Waxing Poetic

If you’ve ever read Charles Dickens, you will have noticed that he often goes on and on. And on. And on. The most well-known reason for this excessive time spent on description is that Dickens was paid by the word. Therefore, like so many college students after him, he tended to expand upon each point to a nauseating extreme.

These days, articles or short works to be published in magazines may have a required word count, but short stories and longer works are more flexible. A writer is paid by the article, by the story, by the book, etc. Waxing eloquent is more or a less a thing of the past and is often frowned upon now.

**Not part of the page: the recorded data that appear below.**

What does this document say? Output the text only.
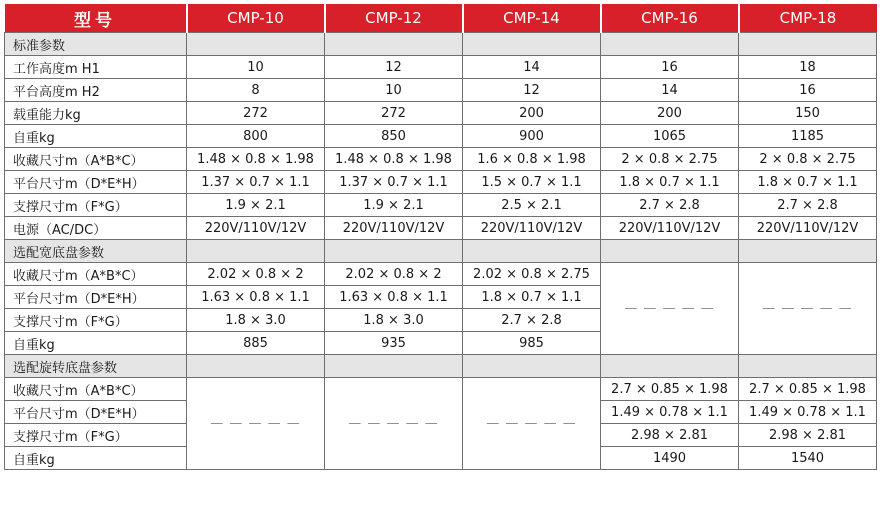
型号	CMP-10	CMP-12	CMP-14	CMP-16	CMP-18
标准参数					
工作高度m H1	10	12	14	16	18
平台高度m H2	8	10	12	14	16
载重能力kg	272	272	200	200	150
自重kg	800	850	900	1065	1185
收藏尺寸m（A*B*C）	1.48 × 0.8 × 1.98	1.48 × 0.8 × 1.98	1.6 × 0.8 × 1.98	2 × 0.8 × 2.75	2 × 0.8 × 2.75
平台尺寸m（D*E*H）	1.37 × 0.7 × 1.1	1.37 × 0.7 × 1.1	1.5 × 0.7 × 1.1	1.8 × 0.7 × 1.1	1.8 × 0.7 × 1.1
支撑尺寸m（F*G）	1.9 × 2.1	1.9 × 2.1	2.5 × 2.1	2.7 × 2.8	2.7 × 2.8
电源（AC/DC）	220V/110V/12V	220V/110V/12V	220V/110V/12V	220V/110V/12V	220V/110V/12V
选配宽底盘参数					
收藏尺寸m（A*B*C）	2.02 × 0.8 × 2	2.02 × 0.8 × 2	2.02 × 0.8 × 2.75	— — — — —	— — — — —
平台尺寸m（D*E*H）	1.63 × 0.8 × 1.1	1.63 × 0.8 × 1.1	1.8 × 0.7 × 1.1		
支撑尺寸m（F*G）	1.8 × 3.0	1.8 × 3.0	2.7 × 2.8		
自重kg	885	935	985		
选配旋转底盘参数					
收藏尺寸m（A*B*C）	— — — — —	— — — — —	— — — — —	2.7 × 0.85 × 1.98	2.7 × 0.85 × 1.98
平台尺寸m（D*E*H）				1.49 × 0.78 × 1.1	1.49 × 0.78 × 1.1
支撑尺寸m（F*G）				2.98 × 2.81	2.98 × 2.81
自重kg				1490	1540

Breaking from your story to describe your character’s face in great detail is seen as a faux pas rather than literary.

But don’t let this stop you from waxing poetic.

Description, lyrical and flowing description, is a powerful ability of words. Every story needs it, just not quite in the way you might think. In most cases, the way you spend time describing things in your work depends on the context. Sometimes it makes sense to stop and describe a character’s eyes for an entire paragraph, the lines around the edges, the creases of the skin, the freckles that seemed to cross the bridge of the nose from one eye to the other.

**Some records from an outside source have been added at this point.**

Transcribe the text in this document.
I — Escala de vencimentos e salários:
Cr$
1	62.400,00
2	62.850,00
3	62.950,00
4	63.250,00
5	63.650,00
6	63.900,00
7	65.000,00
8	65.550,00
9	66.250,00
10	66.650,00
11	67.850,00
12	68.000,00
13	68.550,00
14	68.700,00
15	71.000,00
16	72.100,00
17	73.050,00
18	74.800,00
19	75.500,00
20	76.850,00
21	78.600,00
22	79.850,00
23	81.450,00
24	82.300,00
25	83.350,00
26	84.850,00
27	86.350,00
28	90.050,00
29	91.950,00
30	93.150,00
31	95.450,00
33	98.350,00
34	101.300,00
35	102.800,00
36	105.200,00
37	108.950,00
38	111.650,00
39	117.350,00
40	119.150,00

Timing and relevance is all-important. Think of these moments as detailed close-ups in movies; they don’t work all the time, but sometimes they’re like pulling the audience back to the reality of the character within the flow of the story. Don’t hold back from focusing on these moments. In rewriting, some of these glorious poeticisms may be cut from the story, but some may turn out to be nicely timed gems.

Dozens of well-meaning advisories will disagree. But your drafts are your own.

Experiment.

Be extra.

Dickens it up.

Wax poetic.

You might just discover something new in your writing style.